Mr Lau Wei Kit, co-founder of Cargo Studio, an incubator for game firms, said the US$316 million that reportedly went into making AAA title Cyberpunk 2077 could easily translate into 2,000 to 3,000 different mobile games being developed and released.
“I’m pretty sure that as a nation, we will be able to build very competitive and high-quality products if we are given the opportunity to figure out how to perfect this craft through 2,000 to 3,000 game products,” he said.
He added that revenues for mobile games can be multiple times their development costs, in contrast with some AAA games that might only break even, such as in the case of Star Citizen.
The proof is in the pudding: Some smaller-scale made-in-Singapore indie games that can be played on phones have become hits.
Since 2017, Cat Quest by local indie firm The Gentlebros has made more than $5.2 million in profits from over 1.3 million paid downloads, noted Minister of State for Trade and Industry Alvin Tan in a speech at a Gamescom Asia event.
Another issue with big-budget AAA games is that companies are more averse to failure and taking risks, which some industry players said has led to titles that are sequels or remakes of older hits.
For local indie studios like Reckoner Industries, which last month released a logic puzzle game steeped in engineering principles, being financially viable does not necessarily mean making only mainstream games.
“There are a lot of players looking for games that are not common,” said the studio’s co-founder Benedict Lee, adding that there are opportunities for indie developers in genres and games that are underserved.
Still, some industry players feel there is a place and opportunity for AAA game development here, and for companies to have a diverse portfolio of titles.
“AAA development is in many ways more viable now than it was 10 years ago,” said Mr Allan Simonsen, coordinator for the International Game Developers Association’s Singapore chapter.
Making games in Singapore is still competitive cost-wise compared with doing so in cities like Montreal or Paris, and much cheaper than in the West Coast of the US, he said.
A maturing game development community in Singapore also “means you need fewer expensive expatriates to fill out your senior roles” to develop AAA games here, he added.
Many industry players attributed the maturing scene in large part to the Government’s efforts – including promoting education – from the 2000s to kick-start the sector.
Mr Raymond Wong, director at Koei Tecmo Singapore, said: “When we were hiring people in 2004, there was no one with any game development experience.

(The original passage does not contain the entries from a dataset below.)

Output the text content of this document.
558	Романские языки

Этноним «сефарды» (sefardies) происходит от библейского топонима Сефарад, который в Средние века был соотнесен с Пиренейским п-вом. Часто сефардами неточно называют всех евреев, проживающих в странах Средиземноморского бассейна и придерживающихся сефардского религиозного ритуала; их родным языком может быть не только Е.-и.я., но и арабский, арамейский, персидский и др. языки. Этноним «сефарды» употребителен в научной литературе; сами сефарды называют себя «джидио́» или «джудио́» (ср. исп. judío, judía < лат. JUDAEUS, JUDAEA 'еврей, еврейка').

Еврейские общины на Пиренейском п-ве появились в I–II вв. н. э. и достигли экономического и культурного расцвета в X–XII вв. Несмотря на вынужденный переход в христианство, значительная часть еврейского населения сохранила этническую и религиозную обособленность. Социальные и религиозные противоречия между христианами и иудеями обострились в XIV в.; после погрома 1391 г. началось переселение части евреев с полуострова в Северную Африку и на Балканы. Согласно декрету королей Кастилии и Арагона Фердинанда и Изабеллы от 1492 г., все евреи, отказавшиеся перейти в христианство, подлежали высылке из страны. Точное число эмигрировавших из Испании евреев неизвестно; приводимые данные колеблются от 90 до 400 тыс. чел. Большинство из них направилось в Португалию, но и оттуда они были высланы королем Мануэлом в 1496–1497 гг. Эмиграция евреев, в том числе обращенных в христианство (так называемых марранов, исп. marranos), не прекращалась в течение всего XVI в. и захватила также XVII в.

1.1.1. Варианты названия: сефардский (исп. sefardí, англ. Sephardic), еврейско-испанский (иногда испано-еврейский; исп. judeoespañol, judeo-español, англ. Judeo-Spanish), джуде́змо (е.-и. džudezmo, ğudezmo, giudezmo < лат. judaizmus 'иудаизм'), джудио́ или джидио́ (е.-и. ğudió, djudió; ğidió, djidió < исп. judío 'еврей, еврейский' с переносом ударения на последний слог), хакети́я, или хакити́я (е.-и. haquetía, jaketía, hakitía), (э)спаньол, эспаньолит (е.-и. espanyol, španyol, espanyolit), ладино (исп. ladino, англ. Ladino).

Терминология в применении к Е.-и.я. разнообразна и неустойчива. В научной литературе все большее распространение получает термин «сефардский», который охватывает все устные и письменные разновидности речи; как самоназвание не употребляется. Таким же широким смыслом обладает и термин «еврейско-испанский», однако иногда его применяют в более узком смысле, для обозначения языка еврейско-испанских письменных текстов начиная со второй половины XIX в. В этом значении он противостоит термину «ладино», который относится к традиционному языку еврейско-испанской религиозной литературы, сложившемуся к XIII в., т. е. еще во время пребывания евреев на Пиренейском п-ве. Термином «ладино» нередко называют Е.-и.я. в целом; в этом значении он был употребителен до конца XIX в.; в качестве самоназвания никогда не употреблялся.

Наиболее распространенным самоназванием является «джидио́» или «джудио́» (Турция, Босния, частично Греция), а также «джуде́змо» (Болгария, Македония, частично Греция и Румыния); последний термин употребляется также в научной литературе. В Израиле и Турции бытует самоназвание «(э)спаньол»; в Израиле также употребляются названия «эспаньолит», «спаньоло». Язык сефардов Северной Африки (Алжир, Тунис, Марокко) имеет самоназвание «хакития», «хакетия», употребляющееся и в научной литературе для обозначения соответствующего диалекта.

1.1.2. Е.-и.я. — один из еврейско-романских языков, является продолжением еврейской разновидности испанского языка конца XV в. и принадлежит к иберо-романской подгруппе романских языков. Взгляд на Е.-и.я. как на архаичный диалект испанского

But today, you have schools with courses specialising in games. The quality of people joining the industry has risen a fair bit.”
And despite the development issues with Skull & Bones, which Ubisoft said is the first AAA game to be led by its Singapore studio, the office here has contributed to 16 AAA games since opening in 2008. These include Immortals Fenyx Rising and every title in the Assassin’s Creed franchise since Assassin’s Creed II.
But one thing that could hamper development here in general is that the same maturing talent for games is also sought after in burgeoning technology sectors.
“The overall pay grade for the games industry falls behind that in other tech industries. Hence engineers often leave the industry to join e-commerce or fintech by the time they reach a certain seniority, as they seek higher pay because of responsibilities such as buying a house or starting a family,” said Ms Gwen Guo, chairman of the Singapore Games Association.
“Game companies have to boost retention by exploring attractive factors such as strong leadership, fair or flexible working hours, and a healthy work culture.”